Distributing files to processing chains defined on job submission

To increase the throughput of your application, you distribute the detected input files to many processing chains which all work in parallel on the data. When your business logic does not use User Defined Parallelism (UDP) itself, you can enable UDP for the framework and provide the wanted number of chains on job submission.

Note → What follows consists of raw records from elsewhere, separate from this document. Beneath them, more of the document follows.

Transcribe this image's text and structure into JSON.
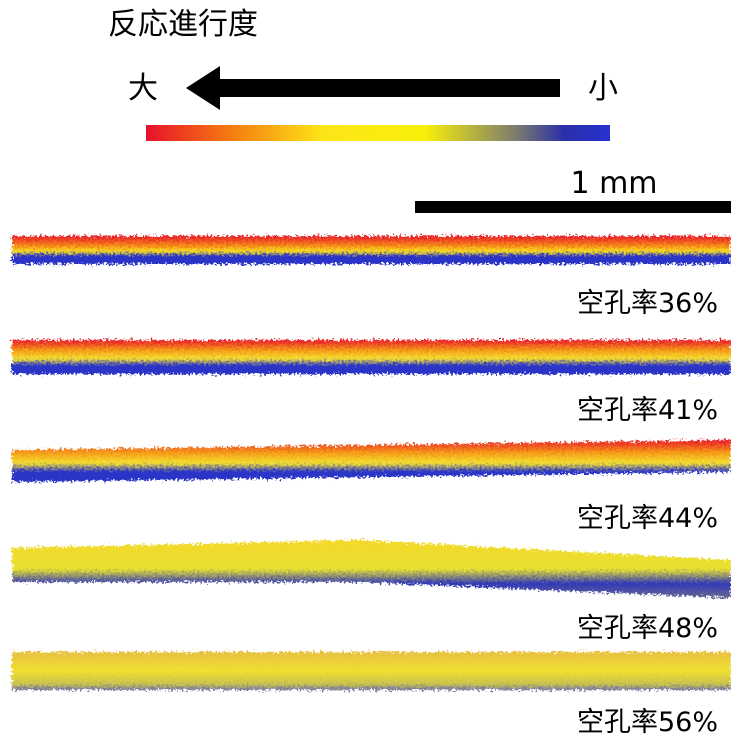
{
  "legend": {
    "title": "反応進行度",
    "high": "大",
    "low": "小"
  },
  "scale_bar": {
    "label": "1 mm"
  },
  "samples": [
    {
      "label": "空孔率36%"
    },
    {
      "label": "空孔率41%"
    },
    {
      "label": "空孔率44%"
    },
    {
      "label": "空孔率48%"
    },
    {
      "label": "空孔率56%"
    }
  ]
}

The Round Robin distribution that is used here is simple and incurs no extra effort. The chains might not be loaded equally if sizes of input files differ significantly. Chains processing small files can become underutilized and the overall throughput degrades. File name queues are kept in the ChainProcessors and are not limited in size, to cope with bursts of incoming data files. Use this mechanism if you expect input files of roughly the same size or files continuously landing in input directories.


Round Robin distribution

About this task

Distribute input files in round-robin manner to the parallel processing chains whose number is passed to the application on job submission.

Procedure

  1. In the file <PathToYourApplication>/config/config.cfg, find the ite.ingest.loadDistribution parameter description
  2. To select the round-robin file distribution, set the parameter value as follows: ite.ingest.loadDistribution=roundRobin

  3. In the file <PathToYourApplication>/config/config.cfg, find ite.ingest.loadDistribution.udp parameter description

  4. Enable user-defined parallelism by setting the parameter to on as follows: ite.ingest.loadDistribution.udp=on

CAUTION: Remember to provide the needed number of chains when submitting the job by using the streamtool command-line option ‘—P’ and the parameter ite.ingest.loadDistribution.groupConfigFile.chains.